February 21, 2013
Tonan no Tsubasa (18)
Rikou's little lecture at the end got me thinking of Henry V, act 4, scene 1. King Henry, wandering about the camp (in disguise), gets into an argument with one of his soldiers about "just war" and the moral responsibilities of a soldier:
But if the cause be not good, the king himself hath a heavy reckoning to make, when all those legs and arms and heads, chopped off in battle, shall join together at the latter day and cry all: "We died at such a place."
King Henry, in turn, defends the prerogatives of the king:
The king is not bound to answer the particular endings of his soldiers, the father of his son, nor the master of his servant; for they purpose not their death, when they purpose their services.
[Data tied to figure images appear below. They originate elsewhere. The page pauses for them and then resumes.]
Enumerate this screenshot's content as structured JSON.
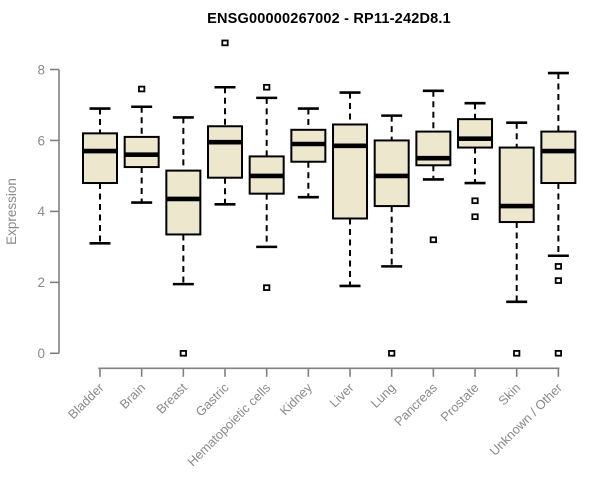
{
  "chart_data": {
    "type": "boxplot",
    "title": "ENSG00000267002 - RP11-242D8.1",
    "ylabel": "Expression",
    "xlabel": "",
    "ylim": [
      0,
      8
    ],
    "yticks": [
      0,
      2,
      4,
      6,
      8
    ],
    "grid": false,
    "legend": "none",
    "categories": [
      "Bladder",
      "Brain",
      "Breast",
      "Gastric",
      "Hematopoietic cells",
      "Kidney",
      "Liver",
      "Lung",
      "Pancreas",
      "Prostate",
      "Skin",
      "Unknown / Other"
    ],
    "series": [
      {
        "name": "Bladder",
        "whisker_low": 3.1,
        "q1": 4.8,
        "median": 5.7,
        "q3": 6.2,
        "whisker_high": 6.9,
        "outliers": []
      },
      {
        "name": "Brain",
        "whisker_low": 4.25,
        "q1": 5.25,
        "median": 5.6,
        "q3": 6.1,
        "whisker_high": 6.95,
        "outliers": [
          7.45
        ]
      },
      {
        "name": "Breast",
        "whisker_low": 1.95,
        "q1": 3.35,
        "median": 4.35,
        "q3": 5.15,
        "whisker_high": 6.65,
        "outliers": [
          0
        ]
      },
      {
        "name": "Gastric",
        "whisker_low": 4.2,
        "q1": 4.95,
        "median": 5.95,
        "q3": 6.4,
        "whisker_high": 7.5,
        "outliers": [
          8.75
        ]
      },
      {
        "name": "Hematopoietic cells",
        "whisker_low": 3.0,
        "q1": 4.5,
        "median": 5.0,
        "q3": 5.55,
        "whisker_high": 7.2,
        "outliers": [
          7.5,
          1.85
        ]
      },
      {
        "name": "Kidney",
        "whisker_low": 4.4,
        "q1": 5.4,
        "median": 5.9,
        "q3": 6.3,
        "whisker_high": 6.9,
        "outliers": []
      },
      {
        "name": "Liver",
        "whisker_low": 1.9,
        "q1": 3.8,
        "median": 5.85,
        "q3": 6.45,
        "whisker_high": 7.35,
        "outliers": []
      },
      {
        "name": "Lung",
        "whisker_low": 2.45,
        "q1": 4.15,
        "median": 5.0,
        "q3": 6.0,
        "whisker_high": 6.7,
        "outliers": [
          0
        ]
      },
      {
        "name": "Pancreas",
        "whisker_low": 4.9,
        "q1": 5.3,
        "median": 5.5,
        "q3": 6.25,
        "whisker_high": 7.4,
        "outliers": [
          3.2
        ]
      },
      {
        "name": "Prostate",
        "whisker_low": 4.8,
        "q1": 5.8,
        "median": 6.05,
        "q3": 6.6,
        "whisker_high": 7.05,
        "outliers": [
          4.3,
          3.85
        ]
      },
      {
        "name": "Skin",
        "whisker_low": 1.45,
        "q1": 3.7,
        "median": 4.15,
        "q3": 5.8,
        "whisker_high": 6.5,
        "outliers": [
          0
        ]
      },
      {
        "name": "Unknown / Other",
        "whisker_low": 2.75,
        "q1": 4.8,
        "median": 5.7,
        "q3": 6.25,
        "whisker_high": 7.9,
        "outliers": [
          2.45,
          2.05,
          0
        ]
      }
    ],
    "colors": {
      "box_fill": "#EDE8CD",
      "box_border": "#000000",
      "median": "#000000",
      "whisker": "#000000",
      "outlier_stroke": "#000000",
      "outlier_fill": "#ffffff",
      "axis": "#808080",
      "tick_label": "#8A8A8A",
      "title": "#000000",
      "background": "#ffffff"
    }
  }
}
Besides, there is no king, be his cause never so spotless, if it come to the arbitrement of swords, can try it out with all unspotted soldiers
But alone by himself a few minutes later, he cries out:
Upon the king! let us our lives, our souls,
Our debts, our careful wives,
Our children and our sins lay on the king!
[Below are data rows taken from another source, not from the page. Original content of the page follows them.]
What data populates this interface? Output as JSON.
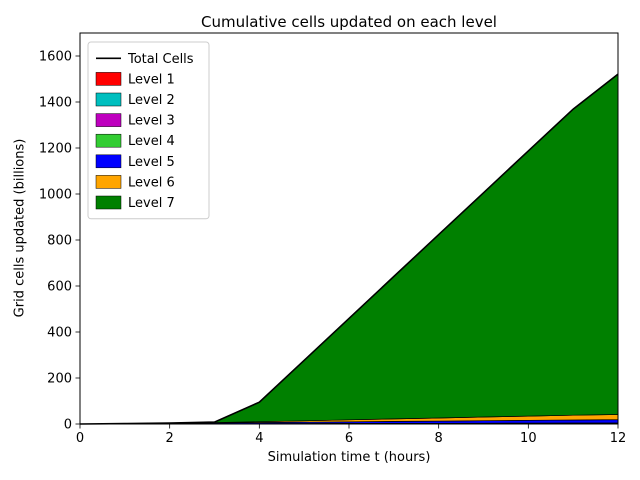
{
  "figure": {
    "title": "Cumulative cells updated on each level",
    "xlabel": "Simulation time t (hours)",
    "ylabel": "Grid cells updated (billions)"
  },
  "chart_data": {
    "type": "area",
    "stacked": true,
    "title": "Cumulative cells updated on each level",
    "xlabel": "Simulation time t (hours)",
    "ylabel": "Grid cells updated (billions)",
    "xlim": [
      0,
      12
    ],
    "ylim": [
      0,
      1700
    ],
    "xticks": [
      0,
      2,
      4,
      6,
      8,
      10,
      12
    ],
    "yticks": [
      0,
      200,
      400,
      600,
      800,
      1000,
      1200,
      1400,
      1600
    ],
    "legend_position": "upper left",
    "x": [
      0,
      1,
      2,
      3,
      4,
      5,
      6,
      7,
      8,
      9,
      10,
      11,
      12
    ],
    "total_line": {
      "name": "Total Cells",
      "color": "#000000"
    },
    "series": [
      {
        "name": "Level 1",
        "color": "#ff0000",
        "values": [
          0,
          0.02,
          0.05,
          0.07,
          0.1,
          0.12,
          0.15,
          0.17,
          0.2,
          0.22,
          0.25,
          0.27,
          0.3
        ]
      },
      {
        "name": "Level 2",
        "color": "#00bfbf",
        "values": [
          0,
          0.04,
          0.08,
          0.13,
          0.17,
          0.21,
          0.25,
          0.29,
          0.33,
          0.38,
          0.42,
          0.46,
          0.5
        ]
      },
      {
        "name": "Level 3",
        "color": "#bf00bf",
        "values": [
          0,
          0.08,
          0.17,
          0.25,
          0.33,
          0.42,
          0.5,
          0.58,
          0.67,
          0.75,
          0.83,
          0.92,
          1.0
        ]
      },
      {
        "name": "Level 4",
        "color": "#32cd32",
        "values": [
          0,
          0.25,
          0.5,
          0.75,
          1.0,
          1.25,
          1.5,
          1.75,
          2.0,
          2.25,
          2.5,
          2.75,
          3.0
        ]
      },
      {
        "name": "Level 5",
        "color": "#0000ff",
        "values": [
          0,
          1.2,
          2.4,
          3.6,
          4.8,
          6.0,
          7.2,
          8.4,
          9.6,
          10.8,
          12.0,
          13.2,
          14.4
        ]
      },
      {
        "name": "Level 6",
        "color": "#ffa500",
        "values": [
          0,
          0,
          0.5,
          1.5,
          3.5,
          6,
          8.5,
          11,
          13.5,
          16,
          18.5,
          20.5,
          22
        ]
      },
      {
        "name": "Level 7",
        "color": "#008000",
        "values": [
          0,
          0,
          0,
          2,
          85,
          263,
          441,
          619,
          797,
          975,
          1153,
          1331,
          1480
        ]
      }
    ]
  }
}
We must bear all. O hard condition,
Twin-born with greatness, subject to the breath
Of every fool, whose sense no more can feel
But his own wringing! What infinite heart's-ease
Must kings neglect, that private men enjoy!
Of course, King Henry always had the option of not getting involved in a pretty pointless war to start with, a game of thrones that had been going on for almost a century, and would continue for several more decades after Agincourt.
Considering the "Prime Directive" enforced in the Twelve Kingdoms, and the rule that no emperor can be succeeded by anybody with the same surname, such a conflict wouldn't last very long there.